When the U.S. decides that international law is not a tool of convenience, but an unbreakable convenant between sovereign entities, it can only come to the conclusion that those covenants must be enforced. Human rights treaties, nuclear proliferations treaties, and trade regulations must one day carry equal weight when the United States decides which laws it is going to enforce. The deaths of a couple of queers must someday spark the same furor as the threat of developing a weapons program. Until then, when it comes to the equal application of international law, the U.S. will continue to suck. That is okay thought, because right now, everyone else sucks more.

Tuesday, March 13, 2007

Setting the Pace


Today the chairman of the military Joint Chiefs of Staff said that he won't apologize for calling homosexuality immoral and incompatible with military service. Afraid to stop there for fear that the religious right wouldn't know what he meant, Pace went on to compare homosexuality to adultery. According to Pace, homosexuality and adultery are the type of immoral behavior that the military prosecutes.

It is unclear whether Pace would like to prosecute homosexuality or homosexual acts. Under the Don't Ask, Don't Tell policy, being homosexual isn't a crime, so long as you don't do anything homosexual. Pace's representatives have said that Pace was merely expressing his personal opinion when he gave a formal interview to a newspaper where his comments were made. I guess no one told Pace that he no longer has the luxury of personal comments now that wears the chairman's hat, particularly when his personal opinion bears directly on currently military policy.

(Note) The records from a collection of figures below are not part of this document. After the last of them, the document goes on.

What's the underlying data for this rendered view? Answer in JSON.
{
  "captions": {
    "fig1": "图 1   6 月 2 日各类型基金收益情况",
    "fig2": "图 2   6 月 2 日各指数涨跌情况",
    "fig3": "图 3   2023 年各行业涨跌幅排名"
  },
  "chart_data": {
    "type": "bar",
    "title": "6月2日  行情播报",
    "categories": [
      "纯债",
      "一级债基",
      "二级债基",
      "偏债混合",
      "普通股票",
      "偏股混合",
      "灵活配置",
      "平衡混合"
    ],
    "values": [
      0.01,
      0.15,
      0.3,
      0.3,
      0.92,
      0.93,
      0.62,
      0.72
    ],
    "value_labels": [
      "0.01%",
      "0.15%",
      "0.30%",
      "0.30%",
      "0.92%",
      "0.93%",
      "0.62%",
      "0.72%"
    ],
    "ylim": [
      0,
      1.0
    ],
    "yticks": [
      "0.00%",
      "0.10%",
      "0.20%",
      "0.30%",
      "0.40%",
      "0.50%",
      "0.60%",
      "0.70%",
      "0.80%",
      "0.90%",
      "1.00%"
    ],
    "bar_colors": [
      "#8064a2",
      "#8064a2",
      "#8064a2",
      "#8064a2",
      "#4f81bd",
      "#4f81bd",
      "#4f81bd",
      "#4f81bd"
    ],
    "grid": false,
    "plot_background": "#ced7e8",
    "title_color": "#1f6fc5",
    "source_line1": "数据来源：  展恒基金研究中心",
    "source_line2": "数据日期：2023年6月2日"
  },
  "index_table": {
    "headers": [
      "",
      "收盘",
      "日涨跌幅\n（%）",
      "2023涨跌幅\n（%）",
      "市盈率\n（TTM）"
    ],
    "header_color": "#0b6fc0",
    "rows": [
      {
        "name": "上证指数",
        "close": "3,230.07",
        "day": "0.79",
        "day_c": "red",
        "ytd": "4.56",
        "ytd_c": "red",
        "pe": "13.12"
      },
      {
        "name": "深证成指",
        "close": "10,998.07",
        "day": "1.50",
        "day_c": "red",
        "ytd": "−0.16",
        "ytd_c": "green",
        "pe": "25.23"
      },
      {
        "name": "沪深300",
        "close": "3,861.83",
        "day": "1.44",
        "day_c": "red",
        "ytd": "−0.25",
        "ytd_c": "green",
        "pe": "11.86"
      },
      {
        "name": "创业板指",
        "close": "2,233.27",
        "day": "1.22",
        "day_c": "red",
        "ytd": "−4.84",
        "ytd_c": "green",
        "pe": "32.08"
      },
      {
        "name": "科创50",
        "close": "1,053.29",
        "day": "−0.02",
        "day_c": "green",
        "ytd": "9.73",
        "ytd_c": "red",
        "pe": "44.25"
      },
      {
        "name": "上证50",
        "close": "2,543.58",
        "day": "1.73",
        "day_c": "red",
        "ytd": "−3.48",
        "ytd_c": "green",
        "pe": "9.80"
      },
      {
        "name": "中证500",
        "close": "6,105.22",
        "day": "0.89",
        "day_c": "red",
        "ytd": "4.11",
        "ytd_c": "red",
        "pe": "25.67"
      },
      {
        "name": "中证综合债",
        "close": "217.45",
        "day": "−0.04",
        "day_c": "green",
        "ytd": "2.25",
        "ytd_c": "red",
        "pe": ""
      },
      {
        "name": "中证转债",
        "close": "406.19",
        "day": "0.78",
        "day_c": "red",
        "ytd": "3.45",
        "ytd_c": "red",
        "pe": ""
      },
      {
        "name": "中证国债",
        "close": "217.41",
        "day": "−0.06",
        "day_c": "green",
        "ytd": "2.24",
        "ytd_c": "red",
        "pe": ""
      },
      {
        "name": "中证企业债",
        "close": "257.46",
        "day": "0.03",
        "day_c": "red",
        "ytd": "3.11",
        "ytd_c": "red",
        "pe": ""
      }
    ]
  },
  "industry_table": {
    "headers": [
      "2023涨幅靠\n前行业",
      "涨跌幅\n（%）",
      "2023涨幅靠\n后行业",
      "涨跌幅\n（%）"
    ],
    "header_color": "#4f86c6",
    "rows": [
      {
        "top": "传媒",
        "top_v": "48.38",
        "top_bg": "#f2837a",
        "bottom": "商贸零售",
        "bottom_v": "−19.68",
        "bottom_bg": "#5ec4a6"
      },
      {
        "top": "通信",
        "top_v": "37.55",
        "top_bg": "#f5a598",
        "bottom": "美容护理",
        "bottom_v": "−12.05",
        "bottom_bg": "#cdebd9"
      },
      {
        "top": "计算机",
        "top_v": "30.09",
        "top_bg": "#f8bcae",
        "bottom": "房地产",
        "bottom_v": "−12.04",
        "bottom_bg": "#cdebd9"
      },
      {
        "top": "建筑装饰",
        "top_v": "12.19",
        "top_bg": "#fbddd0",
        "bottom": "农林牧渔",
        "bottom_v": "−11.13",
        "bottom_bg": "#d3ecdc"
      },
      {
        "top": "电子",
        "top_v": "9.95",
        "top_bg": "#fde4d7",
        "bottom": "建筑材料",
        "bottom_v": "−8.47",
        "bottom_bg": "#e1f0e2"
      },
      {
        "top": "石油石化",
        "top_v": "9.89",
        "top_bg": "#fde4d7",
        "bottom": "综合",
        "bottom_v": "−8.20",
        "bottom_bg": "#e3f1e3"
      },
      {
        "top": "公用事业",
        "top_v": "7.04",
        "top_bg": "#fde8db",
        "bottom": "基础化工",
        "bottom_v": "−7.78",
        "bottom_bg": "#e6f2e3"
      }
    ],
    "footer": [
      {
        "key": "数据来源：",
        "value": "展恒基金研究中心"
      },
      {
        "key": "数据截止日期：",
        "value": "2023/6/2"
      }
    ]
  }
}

When I think of gays in the military, I always have to ask the "So what?" question. So what if the entire LGBT population is banned from military service? So what if you can be homosexual, but not a practicing homosexual. Well, at the end of the day it matters a lot. By excluding the LGBT population, the military is sending the clear message that homosexuals are not fit to defend this nation. The military is sending the message that gays and lesbians do not meet the standards required of this nation's fighting men and women. The military is making a qualitative judgment about the entire LGBT population in which a verdict of inadequate is rendered.

I spent 8 years in the Army before being kicked out for being gay. I started out as an enlisted Russian Linguist, then went to Officer's Candidate School and became a Field Artillery Officer. During my years in the service, I knew countless soldiers who were gay, bisexual, lesbian, and confused. Not surprising when you consider the number of hormone driven 18-25 year olds serving in the military! I also knew many soldiers who were drug users, adulterers, and fond of being absent without leave (A.W.O.L.). Ironically, I never knew one of these soldiers to get kicked out of the Army. The drug users were usually given a slap on the wrist with a little extra duty, the adulterers were largely ignored, and those that went A.W.O.L. usually lost some pay and rank. The queers on the other hand were actively pursued and hung out to dry.

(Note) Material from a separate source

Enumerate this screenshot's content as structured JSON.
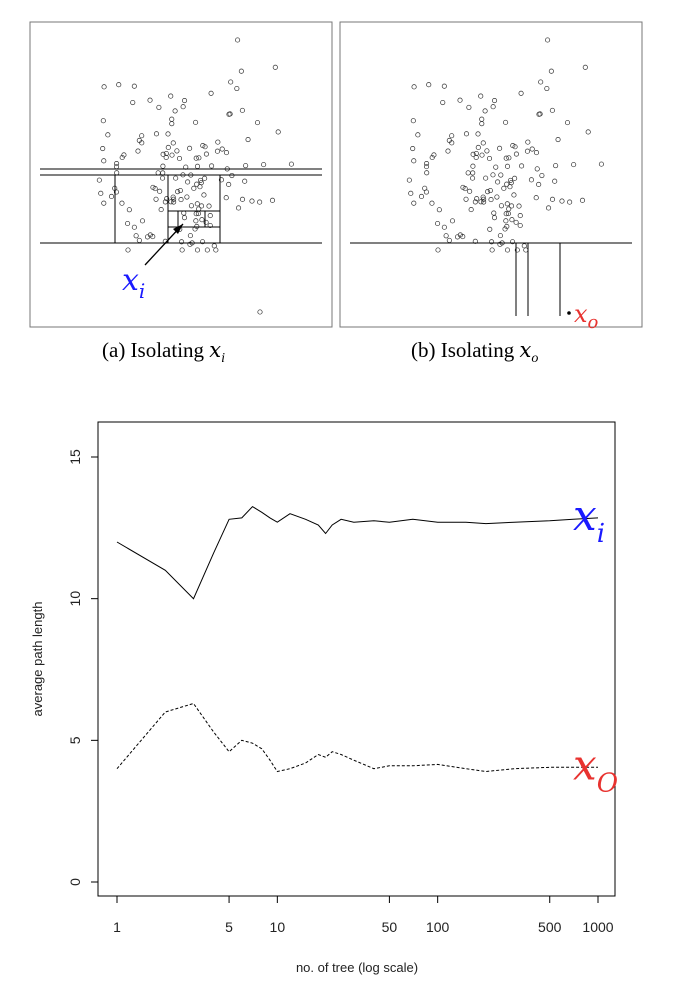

Pace's "personal opinion" is merely an affirmation of what really happens in the military. My gay and lesbian brethren were best served by staying as far in the closet as possible for fear of the Pace's of the Army coming after them with reckless abandon. Of course it is pretty easy pickins' for the Pace's of the military. The LGBT crew isn't hard to find. They congregate together in the same places and when a high-ranking officer sits down a low-ranking enlisted person for little one-on-one Q&A session, you can bet Private Nancy is going to sing his heart out.

Tonight we have General Pace to thank for keeping America safe from the homosexuals who are trying to penetrate the ranks of our military. We have this crusader of Freedom to thank for keeping the military on the straight and narrow. We have a man whose self-described moral convictions lead him to denigrate soldiers who are currently under his command and to alienate potentially great soldiers from ever serving in the military. My disdain for General Pace is only outweighed by my hope that he has more military sense than common sense and he managed to bring all soldiers serving in war zones home safely. Even the homosexual ones.